From 1953 to 1954, Izawa Takumi, a young editor at the popular weekly magazine Asahi Graph (often compared to Life), commissioned artists to design images for publication in the magazine. The artists, who included the core members of Jikken Kobo, made sculptural environments incorporating the letters of the magazine’s English-language acronym, APN (Asahi Picture News). The sculptures were then photographed and published as lead images for the magazine’s featured columns. Asahi Graf assigned two photographers, Otsuji Kiyoji and Kitadai, to collaborate with other artists, including Yamaguchi, Komai Tetsuro, and Teshigahara Sofu, to produce photographs for the publication. The APN portfolios feature a selection from the images that were produced during this vital period and show objects made by Yamaguchi and Kitadai photographed by Otsuji and Kitadai.

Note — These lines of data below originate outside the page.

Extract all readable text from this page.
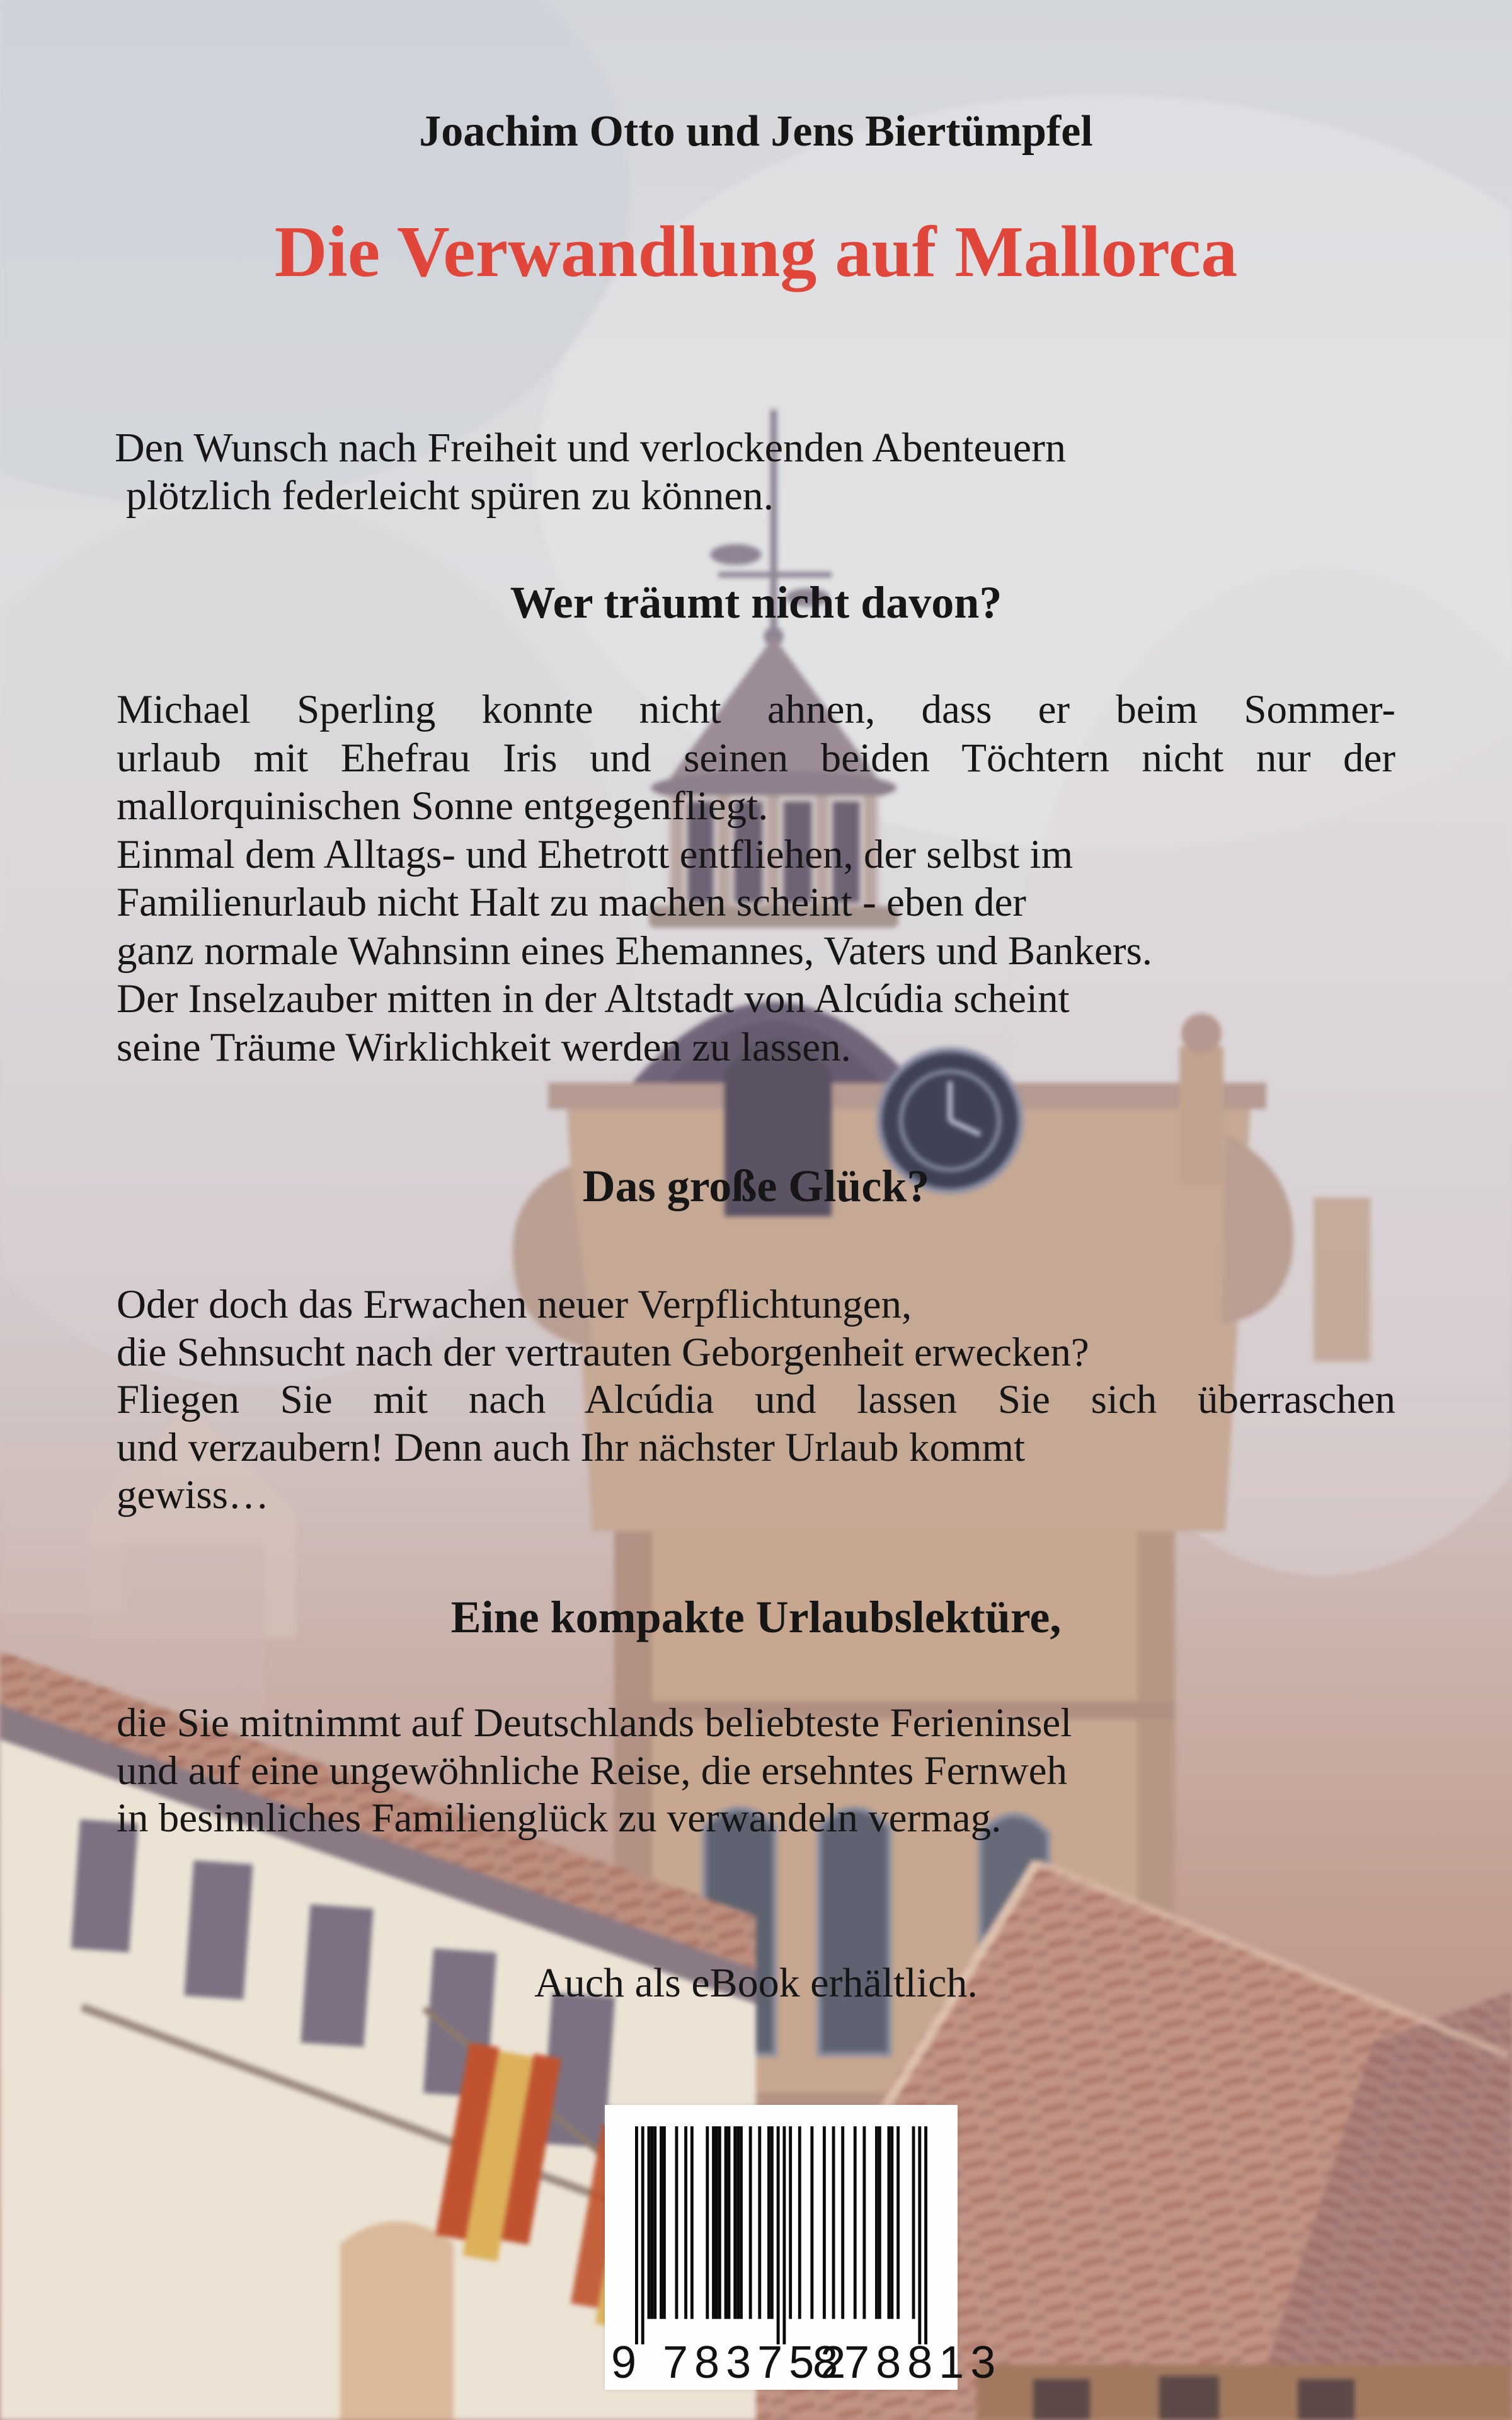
Joachim Otto und Jens Biertümpfel
Die Verwandlung auf Mallorca
Den Wunsch nach Freiheit und verlockenden Abenteuern
plötzlich federleicht spüren zu können.
Wer träumt nicht davon?
Michael Sperling konnte nicht ahnen, dass er beim Sommer-
urlaub mit Ehefrau Iris und seinen beiden Töchtern nicht nur der
mallorquinischen Sonne entgegenfliegt.
Einmal dem Alltags- und Ehetrott entfliehen, der selbst im
Familienurlaub nicht Halt zu machen scheint - eben der
ganz normale Wahnsinn eines Ehemannes, Vaters und Bankers.
Der Inselzauber mitten in der Altstadt von Alcúdia scheint
seine Träume Wirklichkeit werden zu lassen.
Das große Glück?
Oder doch das Erwachen neuer Verpflichtungen,
die Sehnsucht nach der vertrauten Geborgenheit erwecken?
Fliegen Sie mit nach Alcúdia und lassen Sie sich überraschen
und verzaubern! Denn auch Ihr nächster Urlaub kommt
gewiss…
Eine kompakte Urlaubslektüre,
die Sie mitnimmt auf Deutschlands beliebteste Ferieninsel
und auf eine ungewöhnliche Reise, die ersehntes Fernweh
in besinnliches Familienglück zu verwandeln vermag.
Auch als eBook erhältlich.
9 783752
878813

The photographs are experimental in nature, radical in their composition, and bear the formal hallmarks of the artists’ works in other media. They represent some of the most interesting avant-garde accomplishments in postwar Japan.
Yamaguchi, one of Jikken Kobo’s co-founders, likened the workshop to “Bauhaus without a building” He was particularly influenced by Bauhaus teacher László Moholy-Nagy’s seminal publication The New Vision, but the group also took inspiration from pre-war European and American movements such as Constructivism, Cubism, and Surrealism, as well as from John Cage’s compositions, Martha Graham’s choreography, and Alexander Calder’s mobiles. Although influenced by the Western avant-garde, Jikken Kobo incorporated new technologies to create signature works relating to the specific conditions of 1950s Japan, which was undergoing rapid industrialization and modernization.

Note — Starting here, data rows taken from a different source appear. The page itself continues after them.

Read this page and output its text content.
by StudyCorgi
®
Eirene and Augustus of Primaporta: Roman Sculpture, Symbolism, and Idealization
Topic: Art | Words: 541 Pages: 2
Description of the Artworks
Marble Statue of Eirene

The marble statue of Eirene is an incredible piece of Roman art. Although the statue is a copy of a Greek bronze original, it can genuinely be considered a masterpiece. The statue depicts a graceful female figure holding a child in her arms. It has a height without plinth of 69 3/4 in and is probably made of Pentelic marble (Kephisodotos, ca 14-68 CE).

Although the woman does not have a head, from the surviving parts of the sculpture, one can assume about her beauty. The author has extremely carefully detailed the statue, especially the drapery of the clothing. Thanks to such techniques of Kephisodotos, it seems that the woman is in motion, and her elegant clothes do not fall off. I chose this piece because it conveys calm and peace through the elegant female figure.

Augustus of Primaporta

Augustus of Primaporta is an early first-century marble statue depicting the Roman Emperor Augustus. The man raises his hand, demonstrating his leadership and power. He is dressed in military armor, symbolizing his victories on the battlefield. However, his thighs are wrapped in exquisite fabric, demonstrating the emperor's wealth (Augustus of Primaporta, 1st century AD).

The two APN portfolios, published by Tokyo Publishing House, were acquired by The Museum of Modern Art in 2011 as a direct result of curatorial travel to Japan through the C-MAP initiative. Since Jikken Kobo was primarily involved with stage productions, slide shows, and theater presentations, much of what they made was ephemeral or exists mostly in Japanese collections. These modern prints are a critical visual representation of the style of the group and bear witness to their multifaceted activities. MoMA has strong holdings of postwar Japanese photography due to the landmark exhibition New Japanese Photography, which was presented at the Museum in 1974. The show featured the work of luminaries such as Moriyama Daido, Tomatsu Shomei, and Hosoe Eikoh. The APN portfolios represent a different photographic tradition and are a vital link to the European avant-garde—the very foundation of MoMA’s collection.